What will I do without my mom?
Yah.. i know, I am married but I am and always will be my mom's baby little girl and she will always be there for me no matter what.. so that is why she is one of the most important people in my life. Of course there are others, but Mom comes first, then Dad then my Hubby and Baby and Hubby's family..
Mom! I love you.. Happy Mother's Day!
Sunday, May 20, 2007
Heartbroken
Saturday, May 19, 2007
Guilty & Hating it
I hate ..in betweens.
I hate ...false accusations.
I hate .... being so angry.
I hate ..... being confuse over what lies ahead.
I hate ...... seeing her in such state.
I hate ....... arguments with people I love.
I hate ........ myself for what happened today.
Guilty as ever. Forgiving as ever. We both settled over ice-cream.
Friday, May 18, 2007
Dozing off
My whole right back was so sore, as if I just came back from some weight lifting exercise. Tried to put another soft support pillow to ease the comfortability -didn't help.
Tossing and turning trying to find the right angle to lift the soreness and suddenly i heard a "Heeellooo".....
Miraculously, I fell straight into deep slumber. If only hubbie came in earlier to hello me.
Thursday, May 17, 2007
Housewife role play 1
Two nights ago, i made jelly. Nothing unusual I know but its been years since I last made something like that out of the blue. So off I went to search for jelly moulds and the konyaku powder. Not a very successful first attempt at jellies for the husband. The comment -too pejal.. if he throws it on the floor, it would probably bounce right up but he ate it all alright.
Last night, I made him dinner. Fried Rice @ eMily's style. With a little garlic, lots of chilli padi, dried shrimps and chopped up bacon.. I must say, it is one of my signature dish. He loved it and ate the whole BIG plate without complaining he got too much for his own share.
This morning, I made him breakfast. Eggs ala eMiLy's style again with secret ingredients, fish fingers and bacon strips with some kicap hitam pekat.
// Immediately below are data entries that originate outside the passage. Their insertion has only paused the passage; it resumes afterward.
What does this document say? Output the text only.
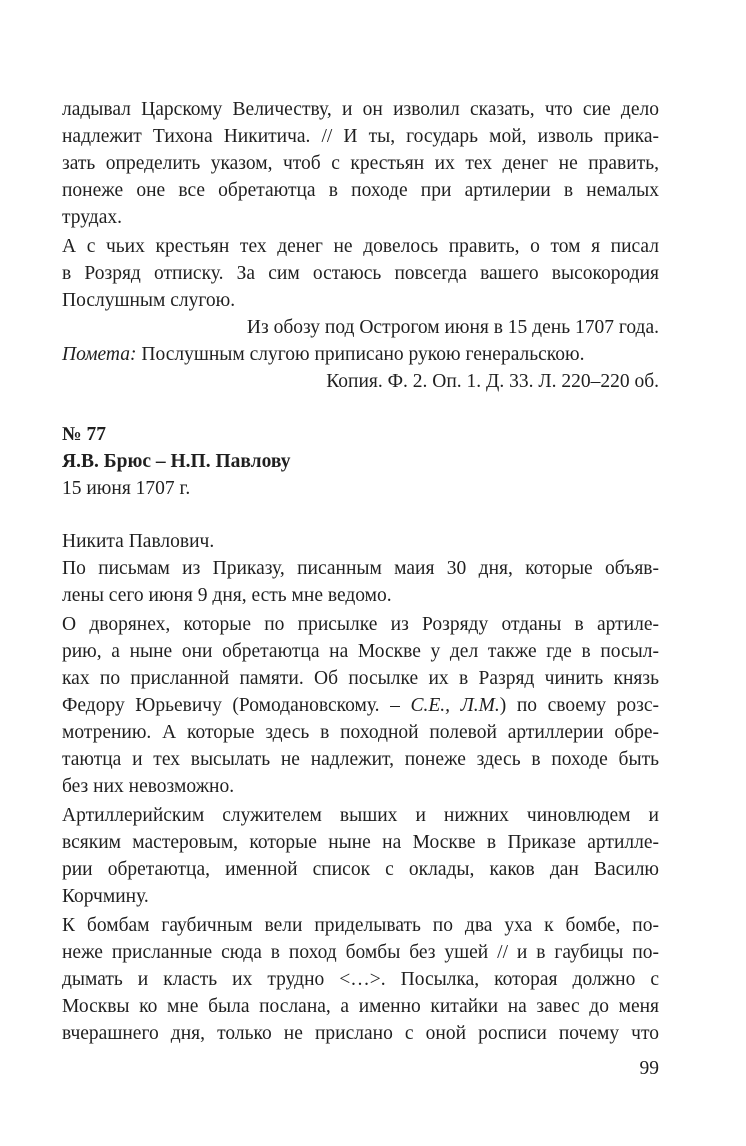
ладывал Царскому Величеству, и он изволил сказать, что сие дело
надлежит Тихона Никитича. // И ты, государь мой, изволь прика-
зать определить указом, чтоб с крестьян их тех денег не править,
понеже оне все обретаютца в походе при артилерии в немалых
трудах.
А с чьих крестьян тех денег не довелось править, о том я писал
в Розряд отписку. За сим остаюсь повсегда вашего высокородия
Послушным слугою.
Из обозу под Острогом июня в 15 день 1707 года.
Помета: Послушным слугою приписано рукою генеральскою.
Копия. Ф. 2. Оп. 1. Д. 33. Л. 220–220 об.
№ 77
Я.В. Брюс – Н.П. Павлову
15 июня 1707 г.
Никита Павлович.
По письмам из Приказу, писанным маия 30 дня, которые объяв-
лены сего июня 9 дня, есть мне ведомо.
О дворянех, которые по присылке из Розряду отданы в артиле-
рию, а ныне они обретаютца на Москве у дел также где в посыл-
ках по присланной памяти. Об посылке их в Разряд чинить князь
Федору Юрьевичу (Ромодановскому. – С.Е., Л.М.) по своему розс-
мотрению. А которые здесь в походной полевой артиллерии обре-
таютца и тех высылать не надлежит, понеже здесь в походе быть
без них невозможно.
Артиллерийским служителем выших и нижних чиновлюдем и
всяким мастеровым, которые ныне на Москве в Приказе артилле-
рии обретаютца, именной список с оклады, каков дан Василю
Корчмину.
К бомбам гаубичным вели приделывать по два уха к бомбе, по-
неже присланные сюда в поход бомбы без ушей // и в гаубицы по-
дымать и класть их трудно <…>. Посылка, которая должно с
Москвы ко мне была послана, а именно китайки на завес до меня
вчерашнего дня, только не прислано с оной росписи почему что
99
Nothing special you'd probably say but he ate it all down without saying anything.. just maybe the bacon strip tasted like some kerepek..
Wonder what I will be cooking next for him.. hmm.. I am starting to like this housewifey roles..
Monday, May 14, 2007
Sunday, May 13, 2007
The Big Day
April 28th 2007 marked a very significant date in my life. My status as a single girl had changed to a married woman overnight. Everything happened very fast. It seemed like only yesterday when he was at the glass door waiting to be let in for his interview. Two weeks later, I heard he was hired and the rest is history. How we grew close is funny. I actually hated his guts yet I admired his determination, his smartass jokes. Lunch together became dinner. Dinner became movie dates and then, it became us.
April 28th 2007 also showed me my friends who loves me and were there for me –the prewedding (all the plannings and what-to-do and what-nots ) and during the wedding. It was wonderful to have people who loves you surrounding you. You know who you are. Some of them came from all over, sacrificing their leaves to celebrate this day with me. Some of them changed their flight just to make sure that one special day is for me and only me. Some of them rushed down on the very same day right after their work. I know all these are tiring and I really appreciate what you guys have done for me. Without you guys, the day would have felt a little empty. I LOVE YOU PEEPS!
It has been 2 weeks since the wedding. Married life is overrated it seemed. Our lives are back to normal routine, work, eat, sleep, work, eat, sleep.. an occasional outing with friends and back to work again. Just probably additional family members and family events to add on to our calendar and life. Remembering that now, not only you have your own parents to take care of, you have your in-laws too.
It was indeed the happiest day of my life at this very moment. Being able to be married to him is one of the best thing to happen to me. I am grateful that he is my hubbie and no one else.